Risulta costituita di poche poesie l’antologia dei testi poetici scelti dal pittore gradese Gianni Maran per rendere omaggio al poeta di Grado Biagio Marin e ai suoi Canti de l’isola, nella mostra romana delle sue opere pittoriche di immediata apertura nella sede di rappresentanza della Regione, che vedrà accostato a ciascuno dei suoi quadri un testo poetico in gradese corredato di traduzione in inglese e in italiano.

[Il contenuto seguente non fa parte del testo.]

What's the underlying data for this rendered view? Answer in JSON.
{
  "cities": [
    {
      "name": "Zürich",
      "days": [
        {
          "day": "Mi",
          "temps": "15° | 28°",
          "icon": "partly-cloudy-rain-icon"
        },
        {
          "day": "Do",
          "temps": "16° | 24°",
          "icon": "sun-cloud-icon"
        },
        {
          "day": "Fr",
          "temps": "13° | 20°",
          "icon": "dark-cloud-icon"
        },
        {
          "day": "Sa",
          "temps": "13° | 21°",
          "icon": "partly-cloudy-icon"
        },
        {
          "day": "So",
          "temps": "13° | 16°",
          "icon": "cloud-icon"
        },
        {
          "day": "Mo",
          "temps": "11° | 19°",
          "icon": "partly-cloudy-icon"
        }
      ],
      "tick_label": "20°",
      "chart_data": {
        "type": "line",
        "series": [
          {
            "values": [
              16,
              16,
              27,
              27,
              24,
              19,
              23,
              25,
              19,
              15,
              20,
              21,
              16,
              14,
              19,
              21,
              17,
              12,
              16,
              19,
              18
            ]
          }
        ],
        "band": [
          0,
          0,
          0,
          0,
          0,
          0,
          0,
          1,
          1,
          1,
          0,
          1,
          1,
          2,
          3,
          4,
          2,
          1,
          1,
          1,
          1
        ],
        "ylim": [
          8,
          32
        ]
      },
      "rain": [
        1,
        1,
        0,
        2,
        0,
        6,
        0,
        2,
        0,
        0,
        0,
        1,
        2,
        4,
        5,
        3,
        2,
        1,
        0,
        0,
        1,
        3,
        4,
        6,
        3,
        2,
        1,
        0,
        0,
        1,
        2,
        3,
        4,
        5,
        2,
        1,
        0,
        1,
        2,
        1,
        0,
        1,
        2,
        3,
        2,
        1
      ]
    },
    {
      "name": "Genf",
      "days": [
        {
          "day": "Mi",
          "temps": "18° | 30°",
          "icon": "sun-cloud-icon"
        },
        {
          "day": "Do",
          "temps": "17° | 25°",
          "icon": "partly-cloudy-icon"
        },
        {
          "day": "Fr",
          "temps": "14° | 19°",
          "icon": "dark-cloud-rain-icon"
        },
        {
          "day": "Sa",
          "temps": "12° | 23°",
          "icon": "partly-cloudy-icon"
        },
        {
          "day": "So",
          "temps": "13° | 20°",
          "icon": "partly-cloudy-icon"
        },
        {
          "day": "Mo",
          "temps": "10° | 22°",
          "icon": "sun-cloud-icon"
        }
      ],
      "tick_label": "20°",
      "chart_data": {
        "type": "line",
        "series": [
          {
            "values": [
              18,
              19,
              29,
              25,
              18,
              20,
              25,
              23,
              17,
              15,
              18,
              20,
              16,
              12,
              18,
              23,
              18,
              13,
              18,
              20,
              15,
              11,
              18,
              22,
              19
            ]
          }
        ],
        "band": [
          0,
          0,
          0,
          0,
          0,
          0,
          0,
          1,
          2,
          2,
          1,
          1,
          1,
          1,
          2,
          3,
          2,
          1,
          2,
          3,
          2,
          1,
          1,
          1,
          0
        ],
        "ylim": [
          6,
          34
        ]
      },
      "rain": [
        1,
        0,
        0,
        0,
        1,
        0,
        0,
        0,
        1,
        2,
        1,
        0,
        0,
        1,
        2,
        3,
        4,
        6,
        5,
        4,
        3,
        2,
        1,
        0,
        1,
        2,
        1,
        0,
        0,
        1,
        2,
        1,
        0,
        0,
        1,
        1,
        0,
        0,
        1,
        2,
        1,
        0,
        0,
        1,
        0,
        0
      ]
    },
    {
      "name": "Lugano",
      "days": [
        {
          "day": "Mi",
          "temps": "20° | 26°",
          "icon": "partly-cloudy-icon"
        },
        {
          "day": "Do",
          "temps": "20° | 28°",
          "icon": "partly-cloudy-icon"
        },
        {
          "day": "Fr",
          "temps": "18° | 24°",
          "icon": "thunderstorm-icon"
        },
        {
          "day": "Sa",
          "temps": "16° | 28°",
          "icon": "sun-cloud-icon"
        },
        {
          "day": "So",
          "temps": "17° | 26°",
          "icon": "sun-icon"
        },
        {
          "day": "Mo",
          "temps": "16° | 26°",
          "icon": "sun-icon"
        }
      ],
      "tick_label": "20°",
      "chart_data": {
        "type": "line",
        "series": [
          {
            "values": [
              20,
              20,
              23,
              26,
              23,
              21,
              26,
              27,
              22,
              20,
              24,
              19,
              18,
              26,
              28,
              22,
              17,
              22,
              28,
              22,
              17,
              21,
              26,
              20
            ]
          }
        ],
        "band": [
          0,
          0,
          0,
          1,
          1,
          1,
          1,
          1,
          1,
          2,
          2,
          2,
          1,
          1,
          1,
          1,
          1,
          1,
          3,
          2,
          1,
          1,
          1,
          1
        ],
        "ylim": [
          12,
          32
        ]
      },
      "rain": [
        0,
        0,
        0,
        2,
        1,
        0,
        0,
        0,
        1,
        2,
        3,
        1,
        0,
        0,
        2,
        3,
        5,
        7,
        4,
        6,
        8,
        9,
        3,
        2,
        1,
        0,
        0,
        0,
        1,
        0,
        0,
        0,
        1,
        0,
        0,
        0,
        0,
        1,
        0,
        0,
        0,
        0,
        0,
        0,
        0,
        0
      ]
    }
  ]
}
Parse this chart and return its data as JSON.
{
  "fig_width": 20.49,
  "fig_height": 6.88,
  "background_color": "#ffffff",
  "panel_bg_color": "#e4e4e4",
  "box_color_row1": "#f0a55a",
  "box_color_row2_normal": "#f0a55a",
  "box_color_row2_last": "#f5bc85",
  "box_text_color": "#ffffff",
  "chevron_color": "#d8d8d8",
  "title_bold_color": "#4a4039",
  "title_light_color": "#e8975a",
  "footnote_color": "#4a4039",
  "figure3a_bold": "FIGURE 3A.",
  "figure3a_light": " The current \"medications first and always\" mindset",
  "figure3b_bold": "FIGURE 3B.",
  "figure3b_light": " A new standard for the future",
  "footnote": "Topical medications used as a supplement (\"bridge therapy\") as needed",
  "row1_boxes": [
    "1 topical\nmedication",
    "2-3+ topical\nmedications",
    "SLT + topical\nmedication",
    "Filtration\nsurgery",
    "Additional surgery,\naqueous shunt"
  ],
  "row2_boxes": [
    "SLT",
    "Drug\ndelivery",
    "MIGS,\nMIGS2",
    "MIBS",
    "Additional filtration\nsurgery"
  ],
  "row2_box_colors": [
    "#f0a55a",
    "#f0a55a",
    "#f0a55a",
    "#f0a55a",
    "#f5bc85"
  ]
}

Si tratta di testi selezionati nel volume L’isola / The island, l’antologia creata nel 1981 per la candidatura di Marin al Nobel, edita nel 1982 da Del Bianco, interamente bilingue, e riedita, arricchita, nel 2005 anche per onorare il traduttore, Gerald Parks, a sua volta poeta, in inglese, in italiano e nel dialetto triestino.

E anche se leggiamo in apertura della scelta Mio favelâ graisan, poesia collocata da Marin in apertura dei suoi Canti de l’isola a partire dal 1951, con il proposito di motivare la scelta del dialetto, l’amore per quel suo mondo, fatto di gratitudine e fedeltà, non possiamo dire che le scelte delle tematiche rappresentate siano esaustive della poetica mariniana, né dobbiamo pretendere che lo siano, e non solo per ragioni banali di spazio.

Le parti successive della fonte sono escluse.